Non riesco mai a dormire granché la notte prima di ogni viaggio importante. Mi vengono in mente mille pensieri.
La prossima volta che entrerò in un letto sarà dall’altra parte del mondo. Chissà come sarà.
Un po’ di paura è sempre lì, latente, dietro l’angolo pronta a spuntare fuori. Ma la lascio lontana da me, non voglio pensarci, cerco di essere positiva e voglio sorridere a quello che mi sta venendo incontro.
 
La mattina arriva presto ed è ora di salutare la mia casa un’altra volta. Un’occhiata e via. Mi ritrovo in un batter d’occhio sull’aereo che sta per partire.

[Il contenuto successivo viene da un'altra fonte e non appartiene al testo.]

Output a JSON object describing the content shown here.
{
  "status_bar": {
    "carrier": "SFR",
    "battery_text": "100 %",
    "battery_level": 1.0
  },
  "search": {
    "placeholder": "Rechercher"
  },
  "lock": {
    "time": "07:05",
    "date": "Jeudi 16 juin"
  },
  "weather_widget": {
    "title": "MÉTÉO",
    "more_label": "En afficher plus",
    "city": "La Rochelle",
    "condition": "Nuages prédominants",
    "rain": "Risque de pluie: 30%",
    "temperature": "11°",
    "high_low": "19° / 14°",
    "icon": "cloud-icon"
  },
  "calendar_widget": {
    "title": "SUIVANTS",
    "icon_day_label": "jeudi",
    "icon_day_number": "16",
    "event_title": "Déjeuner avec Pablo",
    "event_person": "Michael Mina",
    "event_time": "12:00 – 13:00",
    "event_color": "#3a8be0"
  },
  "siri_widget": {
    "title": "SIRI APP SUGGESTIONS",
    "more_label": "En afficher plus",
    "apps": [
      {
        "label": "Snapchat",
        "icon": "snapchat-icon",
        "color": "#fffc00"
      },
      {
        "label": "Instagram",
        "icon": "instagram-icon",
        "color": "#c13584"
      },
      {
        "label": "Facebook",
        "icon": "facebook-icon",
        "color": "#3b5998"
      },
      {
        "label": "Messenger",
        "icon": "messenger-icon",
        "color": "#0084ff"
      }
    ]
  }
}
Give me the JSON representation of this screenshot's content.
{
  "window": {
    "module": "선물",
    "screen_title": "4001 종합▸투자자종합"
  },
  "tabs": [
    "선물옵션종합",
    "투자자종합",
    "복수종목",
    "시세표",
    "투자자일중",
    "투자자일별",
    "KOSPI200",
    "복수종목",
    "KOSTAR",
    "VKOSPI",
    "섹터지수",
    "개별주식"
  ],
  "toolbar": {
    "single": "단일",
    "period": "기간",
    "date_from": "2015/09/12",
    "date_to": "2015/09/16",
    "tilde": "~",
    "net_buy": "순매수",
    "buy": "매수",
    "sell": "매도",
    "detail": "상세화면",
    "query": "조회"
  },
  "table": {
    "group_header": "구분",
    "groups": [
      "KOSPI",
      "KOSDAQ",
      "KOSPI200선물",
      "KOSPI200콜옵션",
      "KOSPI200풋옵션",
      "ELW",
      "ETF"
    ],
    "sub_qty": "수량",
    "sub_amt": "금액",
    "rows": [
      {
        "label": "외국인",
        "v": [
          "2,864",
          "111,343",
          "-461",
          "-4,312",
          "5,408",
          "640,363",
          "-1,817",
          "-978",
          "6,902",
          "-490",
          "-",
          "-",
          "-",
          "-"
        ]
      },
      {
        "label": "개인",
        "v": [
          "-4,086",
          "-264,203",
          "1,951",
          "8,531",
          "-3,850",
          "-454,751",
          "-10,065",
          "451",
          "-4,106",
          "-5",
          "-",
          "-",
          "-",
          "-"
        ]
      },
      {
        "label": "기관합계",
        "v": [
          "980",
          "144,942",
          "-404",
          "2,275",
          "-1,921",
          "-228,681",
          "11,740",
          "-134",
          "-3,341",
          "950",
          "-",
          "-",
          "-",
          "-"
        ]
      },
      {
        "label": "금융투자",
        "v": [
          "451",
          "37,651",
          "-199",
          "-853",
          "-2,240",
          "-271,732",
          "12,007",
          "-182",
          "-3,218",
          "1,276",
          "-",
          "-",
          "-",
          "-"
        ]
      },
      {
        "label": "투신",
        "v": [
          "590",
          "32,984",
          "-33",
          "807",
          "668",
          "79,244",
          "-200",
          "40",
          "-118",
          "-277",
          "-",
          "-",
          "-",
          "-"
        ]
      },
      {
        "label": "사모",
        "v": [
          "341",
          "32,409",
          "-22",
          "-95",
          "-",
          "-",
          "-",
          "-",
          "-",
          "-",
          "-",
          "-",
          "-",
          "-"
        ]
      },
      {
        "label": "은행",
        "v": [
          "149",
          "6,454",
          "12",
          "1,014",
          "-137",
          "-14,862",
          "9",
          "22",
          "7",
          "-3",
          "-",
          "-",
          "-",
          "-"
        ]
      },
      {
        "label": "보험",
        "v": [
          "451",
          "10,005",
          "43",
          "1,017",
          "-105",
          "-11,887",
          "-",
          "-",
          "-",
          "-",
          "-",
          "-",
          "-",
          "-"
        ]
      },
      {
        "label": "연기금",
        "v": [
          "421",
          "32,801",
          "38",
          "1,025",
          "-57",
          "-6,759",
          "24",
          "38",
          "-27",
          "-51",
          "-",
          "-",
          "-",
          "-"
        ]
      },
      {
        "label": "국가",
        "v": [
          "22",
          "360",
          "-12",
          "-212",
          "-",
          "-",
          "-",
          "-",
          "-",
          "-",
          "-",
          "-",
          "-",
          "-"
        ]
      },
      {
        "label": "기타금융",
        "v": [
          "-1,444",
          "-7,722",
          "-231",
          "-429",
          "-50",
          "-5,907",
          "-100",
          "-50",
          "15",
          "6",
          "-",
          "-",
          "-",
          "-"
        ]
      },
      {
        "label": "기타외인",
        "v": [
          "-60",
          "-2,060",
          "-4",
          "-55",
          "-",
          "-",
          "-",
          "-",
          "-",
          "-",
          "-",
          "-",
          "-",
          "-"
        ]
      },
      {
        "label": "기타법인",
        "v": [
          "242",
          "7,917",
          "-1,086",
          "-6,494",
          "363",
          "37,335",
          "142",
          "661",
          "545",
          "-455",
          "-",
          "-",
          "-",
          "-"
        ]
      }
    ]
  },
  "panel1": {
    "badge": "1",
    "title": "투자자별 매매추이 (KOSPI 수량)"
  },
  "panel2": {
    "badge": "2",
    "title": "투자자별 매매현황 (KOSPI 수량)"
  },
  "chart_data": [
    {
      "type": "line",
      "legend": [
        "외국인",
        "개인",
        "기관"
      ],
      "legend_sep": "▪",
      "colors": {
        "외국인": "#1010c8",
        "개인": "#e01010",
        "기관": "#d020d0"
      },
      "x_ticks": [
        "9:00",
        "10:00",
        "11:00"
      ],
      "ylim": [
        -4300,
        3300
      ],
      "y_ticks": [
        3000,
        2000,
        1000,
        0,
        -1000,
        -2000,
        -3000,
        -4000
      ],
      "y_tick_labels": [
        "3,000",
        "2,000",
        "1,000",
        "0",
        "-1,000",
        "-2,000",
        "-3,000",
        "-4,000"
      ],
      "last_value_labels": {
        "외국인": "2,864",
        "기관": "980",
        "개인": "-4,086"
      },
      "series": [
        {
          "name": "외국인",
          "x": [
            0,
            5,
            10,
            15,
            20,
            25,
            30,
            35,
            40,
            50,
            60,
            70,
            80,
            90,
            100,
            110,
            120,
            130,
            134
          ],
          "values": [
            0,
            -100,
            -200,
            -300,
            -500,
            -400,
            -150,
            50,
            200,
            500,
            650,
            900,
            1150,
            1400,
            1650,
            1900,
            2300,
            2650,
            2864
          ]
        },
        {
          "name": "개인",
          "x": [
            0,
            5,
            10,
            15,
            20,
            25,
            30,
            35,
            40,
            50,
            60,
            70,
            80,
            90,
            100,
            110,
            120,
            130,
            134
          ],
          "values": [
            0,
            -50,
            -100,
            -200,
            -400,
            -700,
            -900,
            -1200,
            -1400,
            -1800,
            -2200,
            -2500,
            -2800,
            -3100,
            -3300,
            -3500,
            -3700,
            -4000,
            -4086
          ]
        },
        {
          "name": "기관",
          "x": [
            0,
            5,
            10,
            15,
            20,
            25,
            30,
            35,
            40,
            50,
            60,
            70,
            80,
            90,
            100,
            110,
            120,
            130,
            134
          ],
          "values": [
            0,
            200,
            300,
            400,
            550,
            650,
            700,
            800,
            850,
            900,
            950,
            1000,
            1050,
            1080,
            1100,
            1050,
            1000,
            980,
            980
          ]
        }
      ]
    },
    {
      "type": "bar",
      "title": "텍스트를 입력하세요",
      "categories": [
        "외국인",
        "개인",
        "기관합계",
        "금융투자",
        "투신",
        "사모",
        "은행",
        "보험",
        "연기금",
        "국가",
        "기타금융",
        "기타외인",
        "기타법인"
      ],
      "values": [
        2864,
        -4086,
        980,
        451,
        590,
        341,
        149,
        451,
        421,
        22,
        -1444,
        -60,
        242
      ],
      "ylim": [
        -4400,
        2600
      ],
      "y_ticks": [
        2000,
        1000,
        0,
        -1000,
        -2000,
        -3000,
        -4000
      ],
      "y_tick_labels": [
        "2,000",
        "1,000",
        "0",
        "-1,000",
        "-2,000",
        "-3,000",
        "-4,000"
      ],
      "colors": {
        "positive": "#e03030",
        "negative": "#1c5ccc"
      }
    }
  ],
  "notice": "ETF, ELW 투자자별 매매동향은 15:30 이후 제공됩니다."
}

Estraggo il telefono dalla tasca, pensando di metterlo in modalità aerea, ma in realtà prima di farlo, in un impeto di curiosità apro Facebook e scrivo un messaggio a Javier.
«Sono su un aereo. Sto partendo per gli Stati Uniti. Magari se passi per la California potremmo rivederci.»
Spengo il telefono. Si accendono i motori. E’arrivato il momento per un altro viaggio. Cerco di non pensare a quello che ho appena fatto e allora mi perdo in pensieri leggeri. Guardo fuori dal finestrino.
Credo che se dovessi darmi un nuovo cognome sarebbe di sicuro «Viaggiatrice», l’appellativo che mi si addice di più, e che poi suona anche bene: Viaggiatrice, Alice Viaggiatrice.